Ketika kita menginjak usia remaja, di masa-masa inilah pertama kalinya kita mempersepsikan diri kita berdasarkan musik yang kita dengar. What kind of person am I based on my favorite music genre? Gitu kira-kira yang ada di dalam benak kita saat itu. Makanya, gak heran kalau di fase umur segini kita cenderung fanatik pada satu genre musik saja, cuma gara-gara kita merasa kalau genre ini tuh ‘gue-banget’. 

Dari situ jugalah, tanpa kita sadari, kita saling menciptakan circle pertemanan berdasarkan band dan musik apa yang kita ikuti. Stereotype kayak anak emo, anak punk, or popular kids who only listen to the hit songs on radio, pun bermunculan.

Dulu waktu usia saya 13 tahun, saya menganggap kalau saya tidak akan pernah bisa menikmati lagu semacam Death of Dignity dari Sufjan Stevens, dengan petikan ritmik gitar acousticnya yang manis.
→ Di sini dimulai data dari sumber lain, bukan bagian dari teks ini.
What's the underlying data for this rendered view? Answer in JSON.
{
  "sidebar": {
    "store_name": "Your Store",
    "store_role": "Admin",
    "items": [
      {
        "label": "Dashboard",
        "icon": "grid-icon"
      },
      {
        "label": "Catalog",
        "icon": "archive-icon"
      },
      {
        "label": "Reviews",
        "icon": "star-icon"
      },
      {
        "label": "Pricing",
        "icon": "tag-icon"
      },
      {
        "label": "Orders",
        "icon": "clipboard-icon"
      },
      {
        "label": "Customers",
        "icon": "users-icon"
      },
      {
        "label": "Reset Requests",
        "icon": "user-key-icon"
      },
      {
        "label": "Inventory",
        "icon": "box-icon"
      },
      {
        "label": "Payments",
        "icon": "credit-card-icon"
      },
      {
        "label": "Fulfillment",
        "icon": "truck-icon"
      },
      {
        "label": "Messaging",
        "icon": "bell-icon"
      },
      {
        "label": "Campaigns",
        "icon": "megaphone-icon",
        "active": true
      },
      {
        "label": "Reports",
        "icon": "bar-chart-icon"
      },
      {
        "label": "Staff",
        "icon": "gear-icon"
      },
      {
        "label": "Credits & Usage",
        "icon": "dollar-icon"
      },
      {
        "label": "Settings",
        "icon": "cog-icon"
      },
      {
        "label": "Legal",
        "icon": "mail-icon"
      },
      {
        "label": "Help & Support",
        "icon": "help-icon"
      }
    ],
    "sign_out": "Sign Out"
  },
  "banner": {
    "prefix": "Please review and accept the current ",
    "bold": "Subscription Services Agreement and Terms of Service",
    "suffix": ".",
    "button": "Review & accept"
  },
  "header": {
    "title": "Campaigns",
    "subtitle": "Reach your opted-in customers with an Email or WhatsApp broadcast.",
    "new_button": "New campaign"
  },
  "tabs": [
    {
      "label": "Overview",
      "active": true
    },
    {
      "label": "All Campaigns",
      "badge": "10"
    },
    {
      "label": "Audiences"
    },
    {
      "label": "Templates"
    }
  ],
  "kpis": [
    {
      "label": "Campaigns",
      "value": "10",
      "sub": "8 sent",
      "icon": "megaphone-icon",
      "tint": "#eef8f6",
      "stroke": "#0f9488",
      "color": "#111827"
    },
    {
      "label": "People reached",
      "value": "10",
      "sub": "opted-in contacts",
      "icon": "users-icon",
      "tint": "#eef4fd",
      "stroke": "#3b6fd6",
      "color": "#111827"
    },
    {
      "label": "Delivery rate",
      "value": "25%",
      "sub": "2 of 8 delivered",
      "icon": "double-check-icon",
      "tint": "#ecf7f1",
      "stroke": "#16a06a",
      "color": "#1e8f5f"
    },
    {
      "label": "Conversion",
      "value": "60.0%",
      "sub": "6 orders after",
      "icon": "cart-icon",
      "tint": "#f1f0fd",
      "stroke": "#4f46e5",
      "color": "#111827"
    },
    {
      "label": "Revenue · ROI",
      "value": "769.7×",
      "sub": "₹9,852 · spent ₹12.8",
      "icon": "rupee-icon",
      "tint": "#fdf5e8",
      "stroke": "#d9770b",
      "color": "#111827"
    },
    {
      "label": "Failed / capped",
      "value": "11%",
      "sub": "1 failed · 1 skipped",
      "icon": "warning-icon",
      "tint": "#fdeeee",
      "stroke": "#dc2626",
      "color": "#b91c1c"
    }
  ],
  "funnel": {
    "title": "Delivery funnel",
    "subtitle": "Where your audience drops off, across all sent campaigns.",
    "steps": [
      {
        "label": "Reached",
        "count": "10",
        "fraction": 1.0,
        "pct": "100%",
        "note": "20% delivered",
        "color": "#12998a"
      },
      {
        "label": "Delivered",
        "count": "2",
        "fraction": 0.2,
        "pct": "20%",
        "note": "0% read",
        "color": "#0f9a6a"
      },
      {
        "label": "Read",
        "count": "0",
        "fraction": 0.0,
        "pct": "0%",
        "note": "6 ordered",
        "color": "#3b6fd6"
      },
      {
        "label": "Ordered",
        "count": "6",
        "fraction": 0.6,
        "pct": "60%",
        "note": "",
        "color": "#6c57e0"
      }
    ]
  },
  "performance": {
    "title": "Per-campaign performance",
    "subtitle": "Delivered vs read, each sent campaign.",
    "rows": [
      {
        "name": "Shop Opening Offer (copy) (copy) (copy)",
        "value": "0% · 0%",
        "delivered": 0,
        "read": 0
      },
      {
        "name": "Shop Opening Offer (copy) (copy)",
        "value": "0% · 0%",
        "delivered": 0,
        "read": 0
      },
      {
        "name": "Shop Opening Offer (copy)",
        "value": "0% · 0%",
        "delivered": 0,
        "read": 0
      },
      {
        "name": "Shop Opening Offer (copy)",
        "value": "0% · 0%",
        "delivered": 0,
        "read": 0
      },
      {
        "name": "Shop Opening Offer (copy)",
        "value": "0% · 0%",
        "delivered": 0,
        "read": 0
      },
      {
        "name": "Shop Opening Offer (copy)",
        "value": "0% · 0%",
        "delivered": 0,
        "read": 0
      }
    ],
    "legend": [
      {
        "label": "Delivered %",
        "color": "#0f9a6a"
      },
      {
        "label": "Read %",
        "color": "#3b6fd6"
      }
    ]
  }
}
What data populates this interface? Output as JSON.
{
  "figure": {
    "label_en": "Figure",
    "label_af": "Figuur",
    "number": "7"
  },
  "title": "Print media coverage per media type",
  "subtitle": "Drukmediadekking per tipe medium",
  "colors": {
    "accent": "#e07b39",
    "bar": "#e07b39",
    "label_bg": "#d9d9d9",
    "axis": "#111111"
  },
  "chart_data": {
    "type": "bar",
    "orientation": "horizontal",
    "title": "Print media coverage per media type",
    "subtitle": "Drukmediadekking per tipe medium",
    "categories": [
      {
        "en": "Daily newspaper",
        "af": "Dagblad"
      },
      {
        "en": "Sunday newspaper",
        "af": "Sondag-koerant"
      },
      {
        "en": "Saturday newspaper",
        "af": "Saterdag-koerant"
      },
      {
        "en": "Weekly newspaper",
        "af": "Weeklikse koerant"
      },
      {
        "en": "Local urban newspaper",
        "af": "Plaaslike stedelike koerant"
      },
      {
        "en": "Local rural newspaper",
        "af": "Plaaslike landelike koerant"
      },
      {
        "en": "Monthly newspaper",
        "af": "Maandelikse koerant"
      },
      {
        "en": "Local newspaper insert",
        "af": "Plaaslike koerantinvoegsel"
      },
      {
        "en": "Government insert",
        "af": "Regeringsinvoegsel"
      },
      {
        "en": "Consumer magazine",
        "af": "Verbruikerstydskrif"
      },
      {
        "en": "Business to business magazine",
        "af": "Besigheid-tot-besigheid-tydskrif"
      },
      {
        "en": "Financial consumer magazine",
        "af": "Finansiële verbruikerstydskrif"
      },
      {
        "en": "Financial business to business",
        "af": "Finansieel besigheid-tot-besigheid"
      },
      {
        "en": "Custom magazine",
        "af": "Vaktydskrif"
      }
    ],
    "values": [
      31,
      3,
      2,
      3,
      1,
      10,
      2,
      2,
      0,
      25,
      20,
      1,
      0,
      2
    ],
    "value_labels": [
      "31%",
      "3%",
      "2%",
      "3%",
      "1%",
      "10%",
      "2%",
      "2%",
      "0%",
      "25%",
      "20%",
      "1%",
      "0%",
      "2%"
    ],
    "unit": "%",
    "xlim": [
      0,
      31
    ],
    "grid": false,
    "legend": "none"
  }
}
Saat itu lagu yang saya dengar, harus selalu lagu-lagu dengan efek distorsi, tabuhan drum yang keras, cepat dan energetik, bernarasikan teen angst. 

Fase snob kaya gitu, mungkin juga dialami hampir setiap orang kali ya? Cuma mungkin ada yang keukeuh bertahan di fase snob, ada juga yang mengembangkan preferensi musik yang didengarnya sampai titik di mana dia gak peduli lagi dengan genre, gak peduli lagi apakah lagu yang didengarnya mainstream atau tidak. 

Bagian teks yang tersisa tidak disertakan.